KINGSTOWN, St. Vincent – Minister of Health Cecil McKie told Parliament on Thursday that there were “great difficulties” with the group of nurses who completed their programme on Sept. 1 and are expected to graduate next June.
He, however, did not elaborate on these “difficulties” even as he said the government would be re-examining the programme.
“Mr. Speaker, we had great difficulties with this batch of nurses and, for reasons that I will not state here, I think we have to look at certain aspects of the administration of that programmes as we go forward,” he said in response to a question from Daniel Cummings, a Member of Parliament from the opposition New Democratic Party (NDP).
McKie said that of the 60 students, who began their programme in 2008, four dropped out by the end of 2009. Of the remaining 56, 20 failed, two resigned, and an additional two dropped out.
McKie gave an overview of the programme, which began in 2003, when the Unity Labour Party began training 100 nurses per year, five times the amount trained annually during the NDP years.
Of the 520 students accepted to the programme between 2003 and 2007, 199 dropped out, 250 graduated, and 20 more have met graduation requirement but will write the regional nursing examination this month.
McKie noted that only persons who meet the academic requirements are interviewed and even then, they still have to pass an interview before being accepted to programme.
He, however, told Parliament that the dropout rate for the first batch of students — in 2003 — was “particularly high”.
“Some students never returned after orientation, some found other employment, some were demoted due to pregnancy or failure,” he explained.
He said other reasons for dropout since the programme began include resignations, abandonment, pregnancy, illness, migration, and termination – which, in some cases, means failing set exams.

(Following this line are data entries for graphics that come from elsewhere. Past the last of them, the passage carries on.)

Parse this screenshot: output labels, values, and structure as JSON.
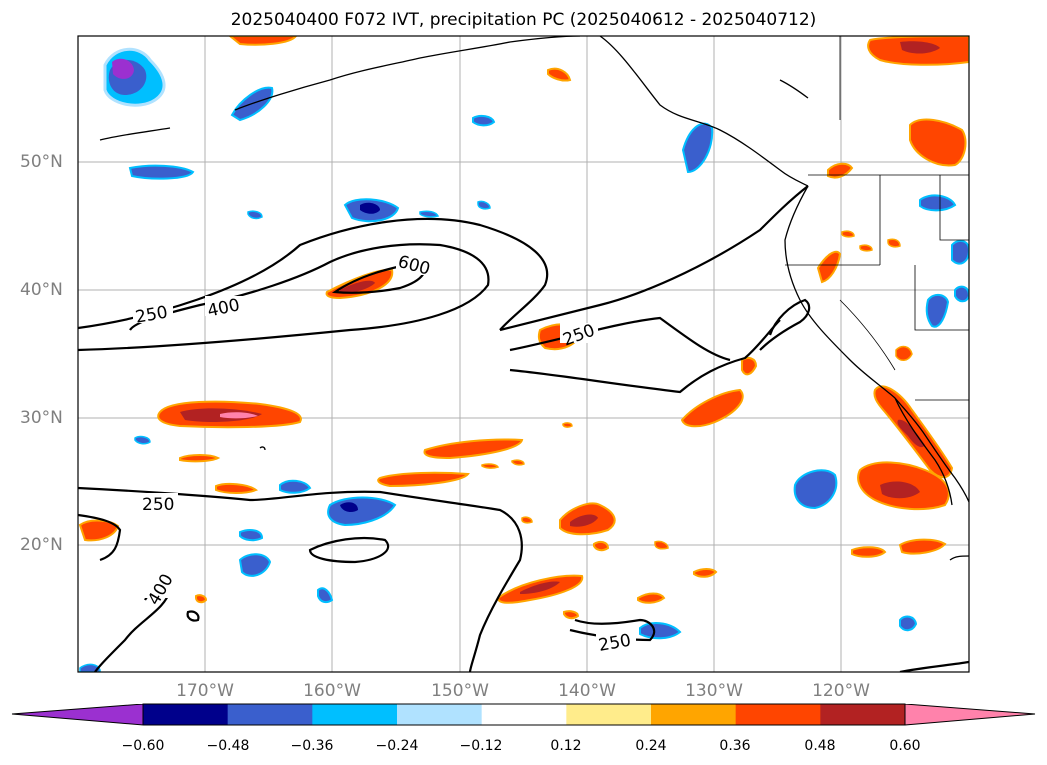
{
  "title": "2025040400 F072 IVT, precipitation PC (2025040612 - 2025040712)",
  "lat_labels": [
    "50°N",
    "40°N",
    "30°N",
    "20°N"
  ],
  "lon_labels": [
    "170°W",
    "160°W",
    "150°W",
    "140°W",
    "130°W",
    "120°W"
  ],
  "contour_labels": [
    "600",
    "400",
    "250",
    "250",
    "250",
    "400",
    "250"
  ],
  "colorbar": {
    "ticks": [
      "−0.60",
      "−0.48",
      "−0.36",
      "−0.24",
      "−0.12",
      "0.12",
      "0.24",
      "0.36",
      "0.48",
      "0.60"
    ],
    "colors": [
      "#9b30d0",
      "#00008b",
      "#3a5fcd",
      "#00bfff",
      "#b0e2ff",
      "#ffffff",
      "#ffec8b",
      "#ffa500",
      "#ff4500",
      "#b22222",
      "#ff82ab"
    ]
  }
}
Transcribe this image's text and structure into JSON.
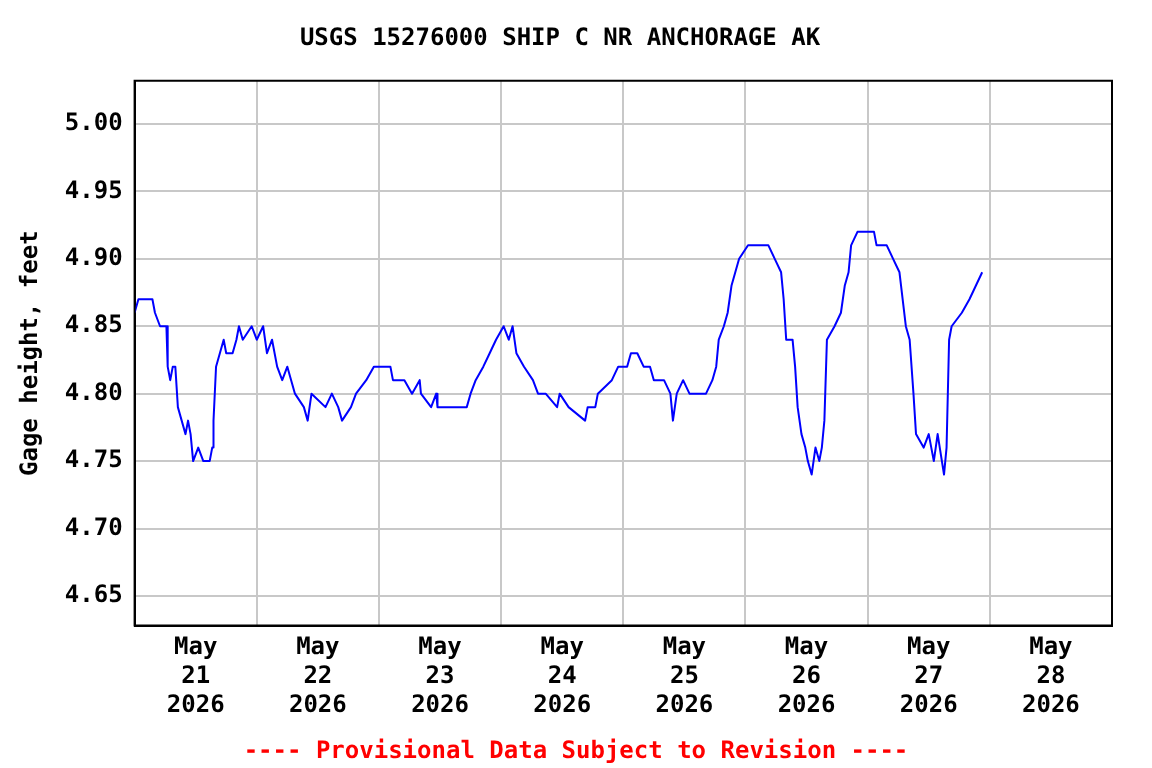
{
  "chart_data": {
    "type": "line",
    "title": "USGS 15276000 SHIP C NR ANCHORAGE AK",
    "ylabel": "Gage height, feet",
    "annotations": [
      "---- Provisional Data Subject to Revision ----"
    ],
    "x": [
      "2026-05-21T00:00",
      "2026-05-21T00:45",
      "2026-05-21T03:30",
      "2026-05-21T04:00",
      "2026-05-21T05:00",
      "2026-05-21T06:15",
      "2026-05-21T06:30",
      "2026-05-21T07:00",
      "2026-05-21T07:30",
      "2026-05-21T08:00",
      "2026-05-21T08:30",
      "2026-05-21T09:15",
      "2026-05-21T10:00",
      "2026-05-21T10:30",
      "2026-05-21T11:00",
      "2026-05-21T11:30",
      "2026-05-21T12:30",
      "2026-05-21T13:30",
      "2026-05-21T14:45",
      "2026-05-21T15:15",
      "2026-05-21T15:30",
      "2026-05-21T16:00",
      "2026-05-21T16:45",
      "2026-05-21T17:30",
      "2026-05-21T18:00",
      "2026-05-21T19:15",
      "2026-05-21T20:00",
      "2026-05-21T20:30",
      "2026-05-21T21:15",
      "2026-05-21T23:00",
      "2026-05-22T00:00",
      "2026-05-22T01:15",
      "2026-05-22T02:00",
      "2026-05-22T03:00",
      "2026-05-22T04:00",
      "2026-05-22T05:00",
      "2026-05-22T06:00",
      "2026-05-22T07:30",
      "2026-05-22T09:15",
      "2026-05-22T10:00",
      "2026-05-22T10:45",
      "2026-05-22T13:30",
      "2026-05-22T14:45",
      "2026-05-22T16:00",
      "2026-05-22T16:45",
      "2026-05-22T18:30",
      "2026-05-22T19:30",
      "2026-05-22T21:30",
      "2026-05-22T23:00",
      "2026-05-23T02:15",
      "2026-05-23T02:45",
      "2026-05-23T05:00",
      "2026-05-23T06:30",
      "2026-05-23T08:00",
      "2026-05-23T08:15",
      "2026-05-23T10:15",
      "2026-05-23T11:15",
      "2026-05-23T11:30",
      "2026-05-23T17:15",
      "2026-05-23T18:00",
      "2026-05-23T19:00",
      "2026-05-23T20:30",
      "2026-05-23T21:45",
      "2026-05-23T23:00",
      "2026-05-24T00:30",
      "2026-05-24T01:30",
      "2026-05-24T02:15",
      "2026-05-24T03:00",
      "2026-05-24T04:30",
      "2026-05-24T06:15",
      "2026-05-24T07:15",
      "2026-05-24T08:45",
      "2026-05-24T11:00",
      "2026-05-24T11:30",
      "2026-05-24T13:15",
      "2026-05-24T16:30",
      "2026-05-24T17:00",
      "2026-05-24T18:30",
      "2026-05-24T19:00",
      "2026-05-24T21:45",
      "2026-05-24T23:00",
      "2026-05-25T00:45",
      "2026-05-25T01:30",
      "2026-05-25T02:45",
      "2026-05-25T04:00",
      "2026-05-25T05:15",
      "2026-05-25T06:00",
      "2026-05-25T08:00",
      "2026-05-25T09:15",
      "2026-05-25T09:45",
      "2026-05-25T10:30",
      "2026-05-25T11:45",
      "2026-05-25T13:00",
      "2026-05-25T16:15",
      "2026-05-25T17:30",
      "2026-05-25T18:15",
      "2026-05-25T18:45",
      "2026-05-25T19:45",
      "2026-05-25T20:30",
      "2026-05-25T21:15",
      "2026-05-25T22:00",
      "2026-05-25T22:45",
      "2026-05-26T00:30",
      "2026-05-26T04:30",
      "2026-05-26T05:45",
      "2026-05-26T07:00",
      "2026-05-26T07:30",
      "2026-05-26T08:00",
      "2026-05-26T09:15",
      "2026-05-26T09:45",
      "2026-05-26T10:15",
      "2026-05-26T11:00",
      "2026-05-26T11:45",
      "2026-05-26T12:15",
      "2026-05-26T13:00",
      "2026-05-26T13:45",
      "2026-05-26T14:30",
      "2026-05-26T15:00",
      "2026-05-26T15:30",
      "2026-05-26T16:00",
      "2026-05-26T17:30",
      "2026-05-26T18:45",
      "2026-05-26T19:30",
      "2026-05-26T20:15",
      "2026-05-26T20:45",
      "2026-05-26T22:00",
      "2026-05-27T01:15",
      "2026-05-27T01:45",
      "2026-05-27T03:45",
      "2026-05-27T05:00",
      "2026-05-27T06:15",
      "2026-05-27T07:30",
      "2026-05-27T08:15",
      "2026-05-27T09:00",
      "2026-05-27T09:30",
      "2026-05-27T11:00",
      "2026-05-27T12:00",
      "2026-05-27T13:00",
      "2026-05-27T13:45",
      "2026-05-27T15:00",
      "2026-05-27T15:30",
      "2026-05-27T16:00",
      "2026-05-27T16:30",
      "2026-05-27T18:30",
      "2026-05-27T20:00",
      "2026-05-27T21:15",
      "2026-05-27T22:30"
    ],
    "series": [
      {
        "color": "#0000ff",
        "values": [
          4.86,
          4.87,
          4.87,
          4.86,
          4.85,
          4.85,
          4.82,
          4.81,
          4.82,
          4.82,
          4.79,
          4.78,
          4.77,
          4.78,
          4.77,
          4.75,
          4.76,
          4.75,
          4.75,
          4.76,
          4.78,
          4.82,
          4.83,
          4.84,
          4.83,
          4.83,
          4.84,
          4.85,
          4.84,
          4.85,
          4.84,
          4.85,
          4.83,
          4.84,
          4.82,
          4.81,
          4.82,
          4.8,
          4.79,
          4.78,
          4.8,
          4.79,
          4.8,
          4.79,
          4.78,
          4.79,
          4.8,
          4.81,
          4.82,
          4.82,
          4.81,
          4.81,
          4.8,
          4.81,
          4.8,
          4.79,
          4.8,
          4.79,
          4.79,
          4.8,
          4.81,
          4.82,
          4.83,
          4.84,
          4.85,
          4.84,
          4.85,
          4.83,
          4.82,
          4.81,
          4.8,
          4.8,
          4.79,
          4.8,
          4.79,
          4.78,
          4.79,
          4.79,
          4.8,
          4.81,
          4.82,
          4.82,
          4.83,
          4.83,
          4.82,
          4.82,
          4.81,
          4.81,
          4.8,
          4.78,
          4.8,
          4.81,
          4.8,
          4.8,
          4.81,
          4.82,
          4.84,
          4.85,
          4.86,
          4.88,
          4.89,
          4.9,
          4.91,
          4.91,
          4.9,
          4.89,
          4.87,
          4.84,
          4.84,
          4.82,
          4.79,
          4.77,
          4.76,
          4.75,
          4.74,
          4.76,
          4.75,
          4.76,
          4.78,
          4.84,
          4.85,
          4.86,
          4.88,
          4.89,
          4.91,
          4.92,
          4.92,
          4.91,
          4.91,
          4.9,
          4.89,
          4.85,
          4.84,
          4.8,
          4.77,
          4.76,
          4.77,
          4.75,
          4.77,
          4.74,
          4.76,
          4.84,
          4.85,
          4.86,
          4.87,
          4.88,
          4.89
        ]
      }
    ],
    "xlim": [
      "2026-05-21T00:00",
      "2026-05-29T00:00"
    ],
    "xticks": [
      {
        "value": "2026-05-21T12:00",
        "label": "May\n21\n2026"
      },
      {
        "value": "2026-05-22T00:00",
        "label": null
      },
      {
        "value": "2026-05-22T12:00",
        "label": "May\n22\n2026"
      },
      {
        "value": "2026-05-23T00:00",
        "label": null
      },
      {
        "value": "2026-05-23T12:00",
        "label": "May\n23\n2026"
      },
      {
        "value": "2026-05-24T00:00",
        "label": null
      },
      {
        "value": "2026-05-24T12:00",
        "label": "May\n24\n2026"
      },
      {
        "value": "2026-05-25T00:00",
        "label": null
      },
      {
        "value": "2026-05-25T12:00",
        "label": "May\n25\n2026"
      },
      {
        "value": "2026-05-26T00:00",
        "label": null
      },
      {
        "value": "2026-05-26T12:00",
        "label": "May\n26\n2026"
      },
      {
        "value": "2026-05-27T00:00",
        "label": null
      },
      {
        "value": "2026-05-27T12:00",
        "label": "May\n27\n2026"
      },
      {
        "value": "2026-05-28T00:00",
        "label": null
      },
      {
        "value": "2026-05-28T12:00",
        "label": "May\n28\n2026"
      }
    ],
    "ylim": [
      4.628,
      5.032
    ],
    "yticks": [
      {
        "value": 4.65,
        "label": "4.65"
      },
      {
        "value": 4.7,
        "label": "4.70"
      },
      {
        "value": 4.75,
        "label": "4.75"
      },
      {
        "value": 4.8,
        "label": "4.80"
      },
      {
        "value": 4.85,
        "label": "4.85"
      },
      {
        "value": 4.9,
        "label": "4.90"
      },
      {
        "value": 4.95,
        "label": "4.95"
      },
      {
        "value": 5,
        "label": "5.00"
      }
    ],
    "grid": true,
    "legend": false,
    "marker": "none",
    "line_style": "solid"
  }
}
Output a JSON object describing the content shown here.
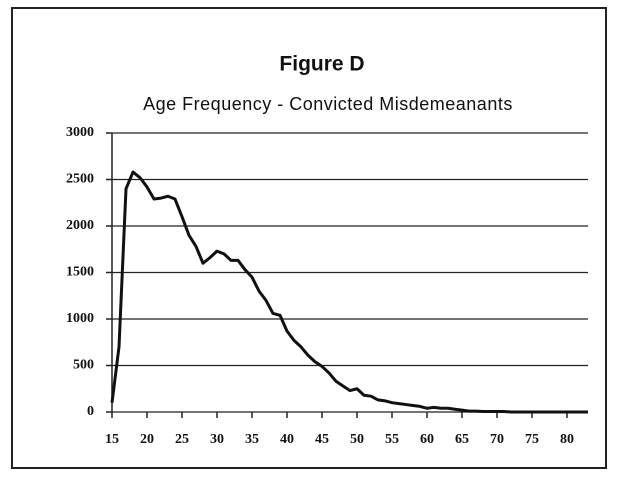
{
  "chart_data": {
    "type": "line",
    "title": "Figure D",
    "subtitle": "Age Frequency - Convicted Misdemeanants",
    "x": [
      15,
      16,
      17,
      18,
      19,
      20,
      21,
      22,
      23,
      24,
      25,
      26,
      27,
      28,
      29,
      30,
      31,
      32,
      33,
      34,
      35,
      36,
      37,
      38,
      39,
      40,
      41,
      42,
      43,
      44,
      45,
      46,
      47,
      48,
      49,
      50,
      51,
      52,
      53,
      54,
      55,
      56,
      57,
      58,
      59,
      60,
      61,
      62,
      63,
      64,
      65,
      66,
      67,
      68,
      69,
      70,
      71,
      72,
      73,
      74,
      75,
      76,
      77,
      78,
      79,
      80,
      81,
      82,
      83
    ],
    "values": [
      100,
      700,
      2400,
      2580,
      2520,
      2420,
      2290,
      2300,
      2320,
      2290,
      2100,
      1900,
      1780,
      1600,
      1660,
      1730,
      1700,
      1630,
      1630,
      1530,
      1450,
      1300,
      1200,
      1060,
      1040,
      870,
      770,
      700,
      610,
      540,
      490,
      420,
      330,
      280,
      230,
      250,
      180,
      170,
      130,
      120,
      100,
      90,
      80,
      70,
      60,
      40,
      50,
      40,
      40,
      30,
      20,
      10,
      10,
      5,
      5,
      5,
      5,
      0,
      0,
      0,
      0,
      0,
      0,
      0,
      0,
      0,
      0,
      0,
      0
    ],
    "color": "#111111",
    "xlim": [
      15,
      83
    ],
    "xticks": [
      15,
      20,
      25,
      30,
      35,
      40,
      45,
      50,
      55,
      60,
      65,
      70,
      75,
      80
    ],
    "ylim": [
      0,
      3000
    ],
    "yticks": [
      0,
      500,
      1000,
      1500,
      2000,
      2500,
      3000
    ],
    "grid": true
  }
}
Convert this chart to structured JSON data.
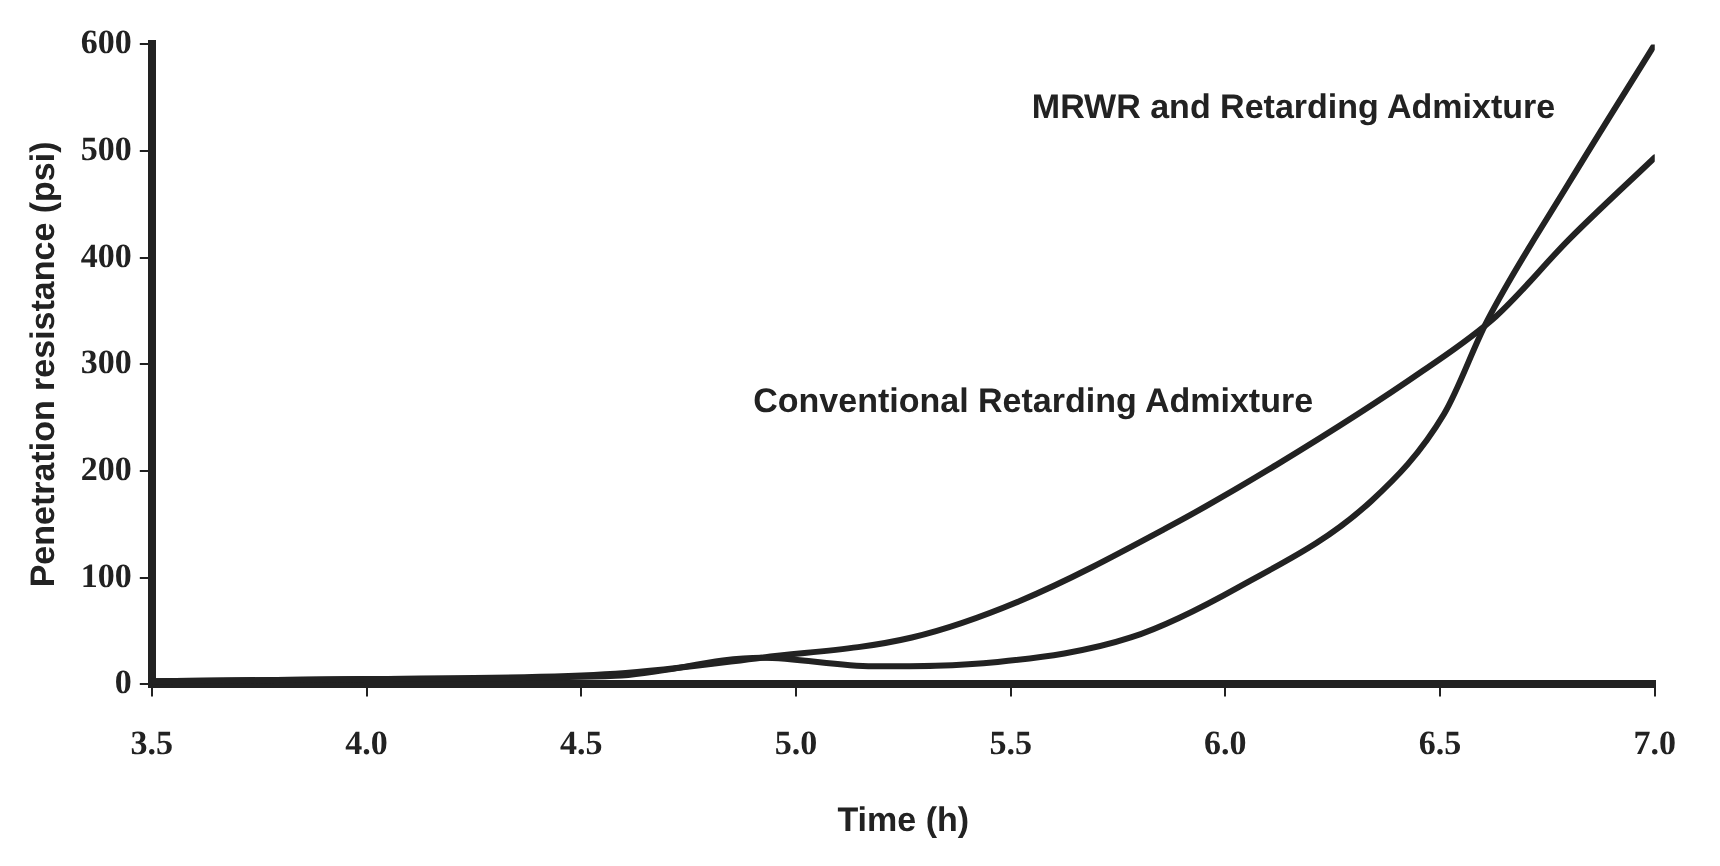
{
  "chart_data": {
    "type": "line",
    "xlabel": "Time (h)",
    "ylabel": "Penetration resistance (psi)",
    "xlim": [
      3.5,
      7.0
    ],
    "xticks": [
      {
        "value": 3.5,
        "label": "3.5"
      },
      {
        "value": 4,
        "label": "4.0"
      },
      {
        "value": 4.5,
        "label": "4.5"
      },
      {
        "value": 5,
        "label": "5.0"
      },
      {
        "value": 5.5,
        "label": "5.5"
      },
      {
        "value": 6,
        "label": "6.0"
      },
      {
        "value": 6.5,
        "label": "6.5"
      },
      {
        "value": 7,
        "label": "7.0"
      }
    ],
    "ylim": [
      0,
      600
    ],
    "yticks": [
      0,
      100,
      200,
      300,
      400,
      500,
      600
    ],
    "grid": false,
    "marker": "none",
    "line_style": "solid",
    "series": [
      {
        "name": "MRWR and Retarding Admixture",
        "color": "#222222",
        "x": [
          3.5,
          4.0,
          4.58,
          4.92,
          5.18,
          5.47,
          5.78,
          6.03,
          6.34,
          6.51,
          6.61,
          6.8,
          7.0
        ],
        "values": [
          3,
          5,
          8,
          25,
          17,
          21,
          44,
          91,
          172,
          254,
          341,
          470,
          600
        ]
      },
      {
        "name": "Conventional Retarding Admixture",
        "color": "#222222",
        "x": [
          3.5,
          4.0,
          4.58,
          4.92,
          5.27,
          5.52,
          5.86,
          6.12,
          6.46,
          6.63,
          6.8,
          7.0
        ],
        "values": [
          3,
          5,
          10,
          25,
          44,
          78,
          146,
          206,
          294,
          345,
          417,
          494
        ]
      }
    ]
  }
}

McKie said that the government has employed 162 of the 250 nurses who graduated from the programme while an additional 85 nurses found jobs overseas, including 60 in Barbados. Three nurses still awaiting jobs here will be employed soon, the minister further said.
Since the programme began in 2003, it has consistently failed to meet its target of training 100 years per year, with the intake falling below that figure, except in 2001 and 2004, when 104 and 100 students were accepted respectively.
The students accepted in 2006 began their training in 2007, because fewer than 50 persons were accepted.
The programme, which has registered a constant decrease in enrolment, has accepted an average of 72 students per year, with an average of 20 dropouts per year.
The programme takes three years to complete and has registered an average of 63 graduates for each of the four batches that completed the course of study.
McKie said that the government, “by necessity, must and will continue the policy of training nurses”, saying that 160 persons applied to the programme this year.
He said nurses continue to be in demand locally, regionally, and internationally.
“And it is for this reason why the training aspect is going to be critical going forward,” he said, adding that his Trinidadian counterpart has said that that country has vacancies for up to 2,000 nurses.
“They have in fact made a request for us to help them in providing more nurses as we already have done.”
McKie said that during his visit to Cuba two weeks ago he met with the 60 Vincentian nurses pursuing bachelor degrees there and that their average grades exceeded 90 per cent.
“They are doing extremely well,” he said, adding that the government will apply for some of these nurses to receive parallel training in specialised fields.
He further noted that there are lots of opportunities for nurses.
“Nursing is in great demand, we will continue to train our nurses and I dare say that we will ensure that the standards are upkept by the quality of nurses entering the programme,” he said.